Location obfuscation and distance-based attacks on private trajectories: an experimental evaluation on real trajectory data sets

Official URL: http://risc01.sabanciuniv.edu/record=b1606651 (Table of Contents)

With the wide availability of GPS-enabled mobile devices, spatio-temporal data is being collected and stored for providing location-based services or for data analytics. Location-based advertisement, market research, and data mining are just some of the motivations for collecting spatio-temporal data. However, location data is also very sensitive since it may reveal information about the data subject such as his/her political views, religion, state of health, and various personal preferences, which is considered private information.
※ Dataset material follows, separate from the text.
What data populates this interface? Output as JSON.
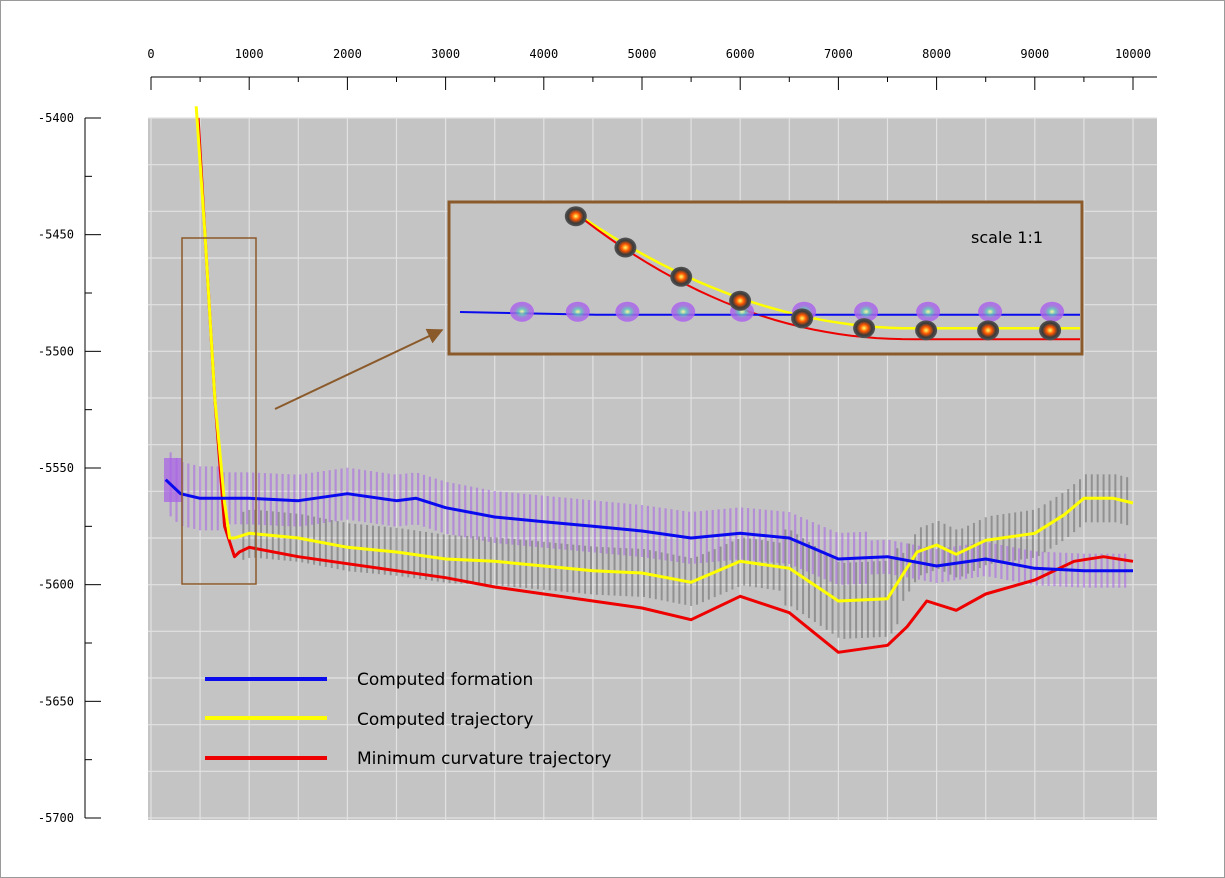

One of the approaches to protect sensitive location data is obfuscation. In this thesis, we have implemented two location obfuscation techniques, performed an analytical and experimental study to investigate how e ective they are on a state of the art attack algorithm designed for spatio-temporal data. In the attack scenario, given a set of known trajectories, and a distance matrix composed of known pairwise distances between trajectories, adversary tries to approximate the target trajectory and then extract information about absence or presence of the trajectory in a given area. We used obfuscation techniques to hide information around predefined sensitive places such as hospitals, medical centers. We then used obfuscated data on the attack. Experimental results show that the applied obfuscation methods do not help protecting the privacy of users in sensitive areas in case of spatio-temporal trajectories that follow a regular pattern. We observed that the attack method works successfully because the obfuscation techniques do not scatter the sensitive points far enough from sensitive places and the linearity of the trajectory is preserved.